I’ve googled quite a bit, but I can’t find information on how variable-length strings are generally implemented in higher-level languages. I’m creating my own such language, and am not sure where to start with strings.
I have a struct describing the string
type, and then a create
function that allocates such a ‘string’:
/* A safer `strcpy()`, using `strncpy()` and `sizeof()` */
#define STRCPY(TO, FROM) \
strncpy(TO, FROM, sizeof(TO)); TO[sizeof(TO) - 1] = '\0'
struct string {
// …
char native[1024];
};
string String__create(char native[]) {
string this = malloc(sizeof(struct string));
// …
STRCPY(this->native, native);
return this;
}
However, that would only allow 1kb-long strings. That’s sort of silly, and a huge waste of memory in most cases.
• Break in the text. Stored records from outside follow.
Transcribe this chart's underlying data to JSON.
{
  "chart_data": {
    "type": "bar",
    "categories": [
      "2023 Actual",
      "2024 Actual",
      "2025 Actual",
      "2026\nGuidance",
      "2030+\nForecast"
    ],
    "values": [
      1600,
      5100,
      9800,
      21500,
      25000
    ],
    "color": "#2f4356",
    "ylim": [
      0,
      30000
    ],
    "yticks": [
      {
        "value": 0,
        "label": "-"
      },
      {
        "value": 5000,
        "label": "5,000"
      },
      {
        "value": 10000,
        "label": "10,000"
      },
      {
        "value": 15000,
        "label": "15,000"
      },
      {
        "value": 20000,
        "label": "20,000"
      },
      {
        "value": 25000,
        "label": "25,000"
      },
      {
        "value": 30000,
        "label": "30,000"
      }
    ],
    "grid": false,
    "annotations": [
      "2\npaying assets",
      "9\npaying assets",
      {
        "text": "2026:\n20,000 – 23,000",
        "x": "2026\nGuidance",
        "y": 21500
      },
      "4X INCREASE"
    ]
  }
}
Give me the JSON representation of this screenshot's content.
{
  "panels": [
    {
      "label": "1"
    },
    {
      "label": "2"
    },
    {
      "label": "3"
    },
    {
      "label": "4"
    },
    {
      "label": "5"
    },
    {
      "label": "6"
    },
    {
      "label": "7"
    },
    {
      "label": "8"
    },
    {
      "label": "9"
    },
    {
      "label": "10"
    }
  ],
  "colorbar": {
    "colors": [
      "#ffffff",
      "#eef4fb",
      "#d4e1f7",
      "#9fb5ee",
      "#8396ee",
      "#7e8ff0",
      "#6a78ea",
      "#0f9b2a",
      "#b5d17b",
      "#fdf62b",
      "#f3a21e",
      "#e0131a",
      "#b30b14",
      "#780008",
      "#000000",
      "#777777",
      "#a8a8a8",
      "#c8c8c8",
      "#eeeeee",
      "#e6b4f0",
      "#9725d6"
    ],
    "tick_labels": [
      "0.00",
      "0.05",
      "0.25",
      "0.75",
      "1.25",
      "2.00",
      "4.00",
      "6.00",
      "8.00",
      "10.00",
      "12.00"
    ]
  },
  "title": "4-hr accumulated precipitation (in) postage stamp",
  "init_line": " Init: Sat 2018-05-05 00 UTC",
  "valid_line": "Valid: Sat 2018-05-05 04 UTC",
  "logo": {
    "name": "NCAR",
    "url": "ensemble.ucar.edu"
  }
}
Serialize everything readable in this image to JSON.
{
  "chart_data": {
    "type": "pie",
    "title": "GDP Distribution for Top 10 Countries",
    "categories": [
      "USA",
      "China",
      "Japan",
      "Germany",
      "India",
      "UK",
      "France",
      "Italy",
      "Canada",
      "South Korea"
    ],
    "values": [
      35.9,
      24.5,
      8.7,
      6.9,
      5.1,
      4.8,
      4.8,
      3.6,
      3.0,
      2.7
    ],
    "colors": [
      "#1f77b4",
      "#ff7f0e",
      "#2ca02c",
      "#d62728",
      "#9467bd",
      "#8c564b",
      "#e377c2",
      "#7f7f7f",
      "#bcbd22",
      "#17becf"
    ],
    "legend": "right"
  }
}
Given that I have to declare the memory to be used somehow… how do I go about implementing a string that can (efficiently) store an (effectively) unbounded number of characters?
Many C++ std::string
implementations now use a "Small String Optimization". In pseudo-code:
struct string {
Int32 length
union {
char[12] shortString
struct {
char* longerString
Int32 heapReservedSpace
}
}
}
The idea is that string up to 12 characters are stored in the shortString
array. The entire string will be contiguous and use only a single cache line. Longer strings are stored on the heap. This leaves you with 12 spare bytes in the string object. The pointer doesn't take all of that, so you can also remember how much memory you've allocated on the heap (>=length
). That helps to support scenario's in which you grow a string in small increments.